Ensuite Daher développe la question anti-impérialiste. C’est selon lui un élément constitutif du projet sioniste que d’avoir toujours dû s’appuyer sur un soutien fort de la part des puissances impériales occidentales. La cause en est simple : Israël n’a pas le soutien d’une métropole d’origine. Si les premiers soutiens viennent d’abord des puissances européennes qui voient dans le projet sioniste la possibilité de construire un avant-poste pro-occidental dans le Moyen-Orient, la date de 1967 marque un tournant. Enlisés au Vietnam et devant revoir les formes par lesquelles ils maintiennent leur hégémonie, les Etats-Unis vont trouver avec l’Etat d’Israël un allié intéressant et précieux dans la région – une région géo-politiquement extrêmement importante du fait de ses ressources, une région aussi où différentes formes de nationalisme arabe se propagent, peu favorables à la politique américaine, menaçantes pour les Etats-Unis.
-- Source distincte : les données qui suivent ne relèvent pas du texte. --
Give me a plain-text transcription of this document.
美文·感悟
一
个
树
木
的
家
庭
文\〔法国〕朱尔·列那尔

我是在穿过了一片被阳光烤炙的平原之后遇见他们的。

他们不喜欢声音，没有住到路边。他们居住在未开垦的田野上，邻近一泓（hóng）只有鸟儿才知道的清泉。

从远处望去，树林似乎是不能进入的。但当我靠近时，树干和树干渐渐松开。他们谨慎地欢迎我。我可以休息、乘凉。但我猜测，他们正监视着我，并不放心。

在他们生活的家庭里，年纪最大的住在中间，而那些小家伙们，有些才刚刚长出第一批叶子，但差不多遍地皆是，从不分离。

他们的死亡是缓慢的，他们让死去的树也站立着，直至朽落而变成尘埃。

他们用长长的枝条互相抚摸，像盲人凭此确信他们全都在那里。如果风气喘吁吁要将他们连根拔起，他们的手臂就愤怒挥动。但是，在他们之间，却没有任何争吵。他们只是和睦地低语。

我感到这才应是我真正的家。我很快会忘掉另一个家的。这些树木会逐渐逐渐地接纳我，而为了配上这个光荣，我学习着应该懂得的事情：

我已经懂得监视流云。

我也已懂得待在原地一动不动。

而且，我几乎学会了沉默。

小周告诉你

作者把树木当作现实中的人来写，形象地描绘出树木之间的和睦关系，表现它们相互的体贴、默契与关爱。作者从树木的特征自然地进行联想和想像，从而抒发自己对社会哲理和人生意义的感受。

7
Joseph Daher le rappelle : soutenir l’existence du complot juif est stupide. Le soutien américain à Israël s’explique tout bonnement par des intérêts géo-politiques très bien examinés et calculés.

Par rapport à la situation actuelle, Daher revient sur la situation complexe des Etats arabes. Si globalement, les régimes actuels s’intéressent peu au destin de la population palestinienne et s’ils s’alignent globalement sur la politique américaine (un bon exemple en est l’Egypte, sans la coopération de laquelle Israël ne pourrait pas organiser le blocus de Gaza), la difficulté pour eux est de ne pas trop mettre dans la rue leur population respective qui sont toutes farouchement pro-palestinienne. Joseph Daher revient sur ce lien intéressant : pour lui, la démocratisation dans ces pays arabes va de pair avec une plus grande solidarité entre les peuples arabes et la Palestine. S’il y a une chose redoutée par Israël (et par les Etats-Unis) dans la région c’est bien ces élans démocratiques, qui pourraient bouleverser l’équilibre géopolitique de la région.
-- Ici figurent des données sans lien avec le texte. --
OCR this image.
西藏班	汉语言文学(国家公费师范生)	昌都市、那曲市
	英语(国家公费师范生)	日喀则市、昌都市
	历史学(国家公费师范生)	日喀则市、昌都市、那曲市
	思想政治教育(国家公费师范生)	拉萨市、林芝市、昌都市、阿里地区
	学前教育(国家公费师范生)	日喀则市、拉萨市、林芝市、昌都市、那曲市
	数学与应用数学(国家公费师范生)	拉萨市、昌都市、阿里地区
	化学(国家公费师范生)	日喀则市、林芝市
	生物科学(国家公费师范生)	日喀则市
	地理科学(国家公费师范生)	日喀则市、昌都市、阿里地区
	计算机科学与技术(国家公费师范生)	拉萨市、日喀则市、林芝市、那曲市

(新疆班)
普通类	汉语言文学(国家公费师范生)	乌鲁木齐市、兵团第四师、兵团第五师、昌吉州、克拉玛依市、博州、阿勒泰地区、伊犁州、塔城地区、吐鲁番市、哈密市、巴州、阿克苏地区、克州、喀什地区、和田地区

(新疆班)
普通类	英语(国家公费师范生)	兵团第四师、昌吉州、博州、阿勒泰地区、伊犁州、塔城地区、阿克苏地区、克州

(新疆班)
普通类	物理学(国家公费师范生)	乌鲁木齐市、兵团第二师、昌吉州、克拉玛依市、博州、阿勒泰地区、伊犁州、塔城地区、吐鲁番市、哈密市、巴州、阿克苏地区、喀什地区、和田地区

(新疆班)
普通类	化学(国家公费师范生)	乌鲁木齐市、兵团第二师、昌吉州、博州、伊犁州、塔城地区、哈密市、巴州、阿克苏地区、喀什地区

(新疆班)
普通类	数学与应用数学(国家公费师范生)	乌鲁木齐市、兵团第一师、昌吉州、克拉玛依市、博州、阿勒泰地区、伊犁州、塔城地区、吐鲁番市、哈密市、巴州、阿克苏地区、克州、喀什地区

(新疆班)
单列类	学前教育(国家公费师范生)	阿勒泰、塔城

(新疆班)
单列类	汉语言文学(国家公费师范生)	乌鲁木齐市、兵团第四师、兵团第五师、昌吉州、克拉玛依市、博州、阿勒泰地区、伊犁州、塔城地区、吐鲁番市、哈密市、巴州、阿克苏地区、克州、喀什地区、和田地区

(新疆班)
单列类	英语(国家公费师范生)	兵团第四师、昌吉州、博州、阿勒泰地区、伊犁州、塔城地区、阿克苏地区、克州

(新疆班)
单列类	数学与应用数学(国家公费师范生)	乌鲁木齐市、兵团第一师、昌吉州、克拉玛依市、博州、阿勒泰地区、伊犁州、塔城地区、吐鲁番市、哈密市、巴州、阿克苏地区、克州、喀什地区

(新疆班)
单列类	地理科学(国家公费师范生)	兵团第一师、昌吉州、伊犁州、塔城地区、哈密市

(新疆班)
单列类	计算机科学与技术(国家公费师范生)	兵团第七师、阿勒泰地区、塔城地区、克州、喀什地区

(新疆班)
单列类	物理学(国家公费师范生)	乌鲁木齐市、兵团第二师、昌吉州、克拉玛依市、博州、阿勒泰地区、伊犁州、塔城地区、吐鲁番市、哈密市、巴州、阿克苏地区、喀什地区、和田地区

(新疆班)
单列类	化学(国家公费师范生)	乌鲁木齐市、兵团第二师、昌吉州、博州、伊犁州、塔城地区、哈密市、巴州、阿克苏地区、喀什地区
Enfin, troisième point, Daher revient sur la question d’apartheid en Israël. Il rappelle que le sionisme s’est toujours nourri d’une pensée sociale et que les syndicats israéliens ont joué un rôle important dans la constitution de l’Etat israélien. C’est de cette famille politique-là, de cette « gauche »-là, que viennent les critiques, les mobilisations contre Benyamin Netenyahou, le premier ministre israélien d’extrême-droite qui utilise la guerre actuelle pour prolonger un peu plus son pouvoir. Pourtant il faut bien avoir en tête que les discours anti-coloniaux ne sont pas les bienvenus même dans ces mouvements-là et que le discours de cette « gauche » israélienne est simplement : « nous gérerons mieux les colonies que vous ».


Le constat général qui s’imposait jeudi, dans la journée et surtout le soir, était qu’en-dehors des personnes fortement impliquées dans la mobilisation (qui gèrent les réseaux sociaux, qui organisent des ateliers, qui cuisinent, qui déplacent du matos), il y avait peu de nouveaux visages – et pas suffisamment pour organiser un roulement dans les groupes de travail. Trois explications paraissent évidentes :

  • Une partie des personnes se mobilise dans les moments chauds et conflictuels (en l’occurence, la perspective d’une occupation « illégale ») et n’est pas intéressée par une programmation plus light et moins perturbatrice.
  • Le contexte de fin d’année rend difficile la mobilisation estudiantine (examens, stress de fin d’année, etc.).
  • Les informations (et notamment le programme d’activités) peinent à sortir du groupe des personnes déjà mobilisées – elle ne sont ni assez visibles sur les différents campus ni assez lisibles (précision des informations, changements non pris en compte, clarté).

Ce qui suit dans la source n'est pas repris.